Abstract

The statistical behavior of the sea clutter in synthetic aperture radar (SAR) images is characterized by both the marginal distribution and the spatial correlation. However, simultaneous modeling of the joint information remains a difficult job because of the non-Gaussian clutter nature. In this paper, a semiparametric approach is proposed for addressing this problem. First, we investigate the applicability of the nonparametric kernel density estimator (KDE) for estimating the marginal distribution of the SAR clutter and show that the KDE is most applicable in the log-intensity domain.
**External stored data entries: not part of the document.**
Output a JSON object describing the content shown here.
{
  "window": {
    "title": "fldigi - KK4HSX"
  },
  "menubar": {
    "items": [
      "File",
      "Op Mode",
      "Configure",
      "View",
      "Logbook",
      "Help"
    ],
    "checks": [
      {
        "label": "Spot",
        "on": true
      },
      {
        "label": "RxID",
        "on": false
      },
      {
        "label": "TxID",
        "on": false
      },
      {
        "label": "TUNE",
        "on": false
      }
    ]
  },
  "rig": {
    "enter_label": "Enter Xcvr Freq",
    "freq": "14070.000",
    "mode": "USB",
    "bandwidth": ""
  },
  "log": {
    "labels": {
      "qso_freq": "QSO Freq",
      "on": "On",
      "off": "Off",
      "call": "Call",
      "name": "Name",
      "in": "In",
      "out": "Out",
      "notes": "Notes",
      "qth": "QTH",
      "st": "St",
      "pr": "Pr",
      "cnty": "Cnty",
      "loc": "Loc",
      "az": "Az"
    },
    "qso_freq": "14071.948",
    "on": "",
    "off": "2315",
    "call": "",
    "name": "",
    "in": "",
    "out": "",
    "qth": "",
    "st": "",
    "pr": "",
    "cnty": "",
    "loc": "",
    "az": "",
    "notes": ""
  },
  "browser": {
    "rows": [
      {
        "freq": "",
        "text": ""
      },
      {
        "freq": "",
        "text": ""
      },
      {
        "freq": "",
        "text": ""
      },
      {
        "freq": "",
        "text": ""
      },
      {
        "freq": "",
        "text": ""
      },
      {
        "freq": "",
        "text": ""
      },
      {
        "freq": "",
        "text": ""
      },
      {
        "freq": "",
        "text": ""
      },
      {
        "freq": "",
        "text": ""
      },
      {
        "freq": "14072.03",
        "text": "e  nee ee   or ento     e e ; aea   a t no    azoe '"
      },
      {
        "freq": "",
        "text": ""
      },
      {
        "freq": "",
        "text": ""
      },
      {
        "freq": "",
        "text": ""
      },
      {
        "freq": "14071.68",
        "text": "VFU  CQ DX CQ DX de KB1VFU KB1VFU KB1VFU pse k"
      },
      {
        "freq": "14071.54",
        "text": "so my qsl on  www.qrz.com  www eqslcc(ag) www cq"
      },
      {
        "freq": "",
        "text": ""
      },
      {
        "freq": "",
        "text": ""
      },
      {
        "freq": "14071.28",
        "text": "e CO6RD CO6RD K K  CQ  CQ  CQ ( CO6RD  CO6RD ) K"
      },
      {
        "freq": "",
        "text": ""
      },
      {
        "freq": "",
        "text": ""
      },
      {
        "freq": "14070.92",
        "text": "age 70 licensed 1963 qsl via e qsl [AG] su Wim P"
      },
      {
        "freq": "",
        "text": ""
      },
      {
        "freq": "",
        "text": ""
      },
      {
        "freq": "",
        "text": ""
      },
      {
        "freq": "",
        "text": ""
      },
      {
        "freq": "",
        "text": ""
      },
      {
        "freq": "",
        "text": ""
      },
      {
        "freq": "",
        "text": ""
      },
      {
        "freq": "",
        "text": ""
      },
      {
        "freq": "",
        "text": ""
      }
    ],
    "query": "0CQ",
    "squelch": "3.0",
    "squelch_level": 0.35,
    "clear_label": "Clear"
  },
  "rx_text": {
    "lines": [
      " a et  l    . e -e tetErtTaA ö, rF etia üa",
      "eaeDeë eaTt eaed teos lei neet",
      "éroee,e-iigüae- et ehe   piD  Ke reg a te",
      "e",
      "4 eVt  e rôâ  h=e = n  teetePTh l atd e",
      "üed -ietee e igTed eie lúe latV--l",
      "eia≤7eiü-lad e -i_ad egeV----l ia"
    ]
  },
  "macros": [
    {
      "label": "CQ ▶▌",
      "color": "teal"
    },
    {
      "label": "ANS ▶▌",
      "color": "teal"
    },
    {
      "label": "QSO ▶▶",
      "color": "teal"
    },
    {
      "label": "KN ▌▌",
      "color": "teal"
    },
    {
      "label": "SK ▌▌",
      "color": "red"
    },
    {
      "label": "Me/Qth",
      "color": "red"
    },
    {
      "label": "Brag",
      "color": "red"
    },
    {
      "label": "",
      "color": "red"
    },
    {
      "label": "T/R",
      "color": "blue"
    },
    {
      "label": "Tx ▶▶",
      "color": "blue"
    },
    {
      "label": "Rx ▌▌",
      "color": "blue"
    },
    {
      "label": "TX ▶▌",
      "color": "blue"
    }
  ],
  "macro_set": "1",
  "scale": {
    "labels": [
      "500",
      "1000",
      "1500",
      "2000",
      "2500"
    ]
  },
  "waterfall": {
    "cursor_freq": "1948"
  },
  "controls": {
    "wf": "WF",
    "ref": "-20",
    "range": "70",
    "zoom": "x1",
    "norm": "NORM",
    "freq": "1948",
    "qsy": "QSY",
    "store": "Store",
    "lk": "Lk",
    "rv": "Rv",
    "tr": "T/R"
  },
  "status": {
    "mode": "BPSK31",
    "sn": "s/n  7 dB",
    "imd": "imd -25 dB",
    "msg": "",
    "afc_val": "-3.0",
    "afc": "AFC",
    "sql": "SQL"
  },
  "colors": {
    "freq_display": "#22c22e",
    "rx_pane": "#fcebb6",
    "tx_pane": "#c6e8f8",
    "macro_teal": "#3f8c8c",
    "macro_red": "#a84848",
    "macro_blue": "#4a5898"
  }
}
Second, we propose to estimate the underlying spatial correlation structure with a copula approach and show that the Gaussian copula is a sufficiently accurate model. Consequently, the KDE, together with the Gaussian copula, offers a full characterization of the joint probability distribution, based on which a quadratic detector of null distribution governed by the well-known chi-squared law can be conveniently designed for constant false alarm rate detection. In the experiment, results with both simulated and real SAR data demonstrate that, compared with the single-point detector using only the marginal distribution, the proposed method, which incorporates spatial correlation, significantly improves the detection performance with regard to either the receiver-operating-characteristic curve or detected target pixels. The tradeoff, however, lies in a loss of false alarm rate control resulting from increased uncertainty in estimating higher dimensional distributions.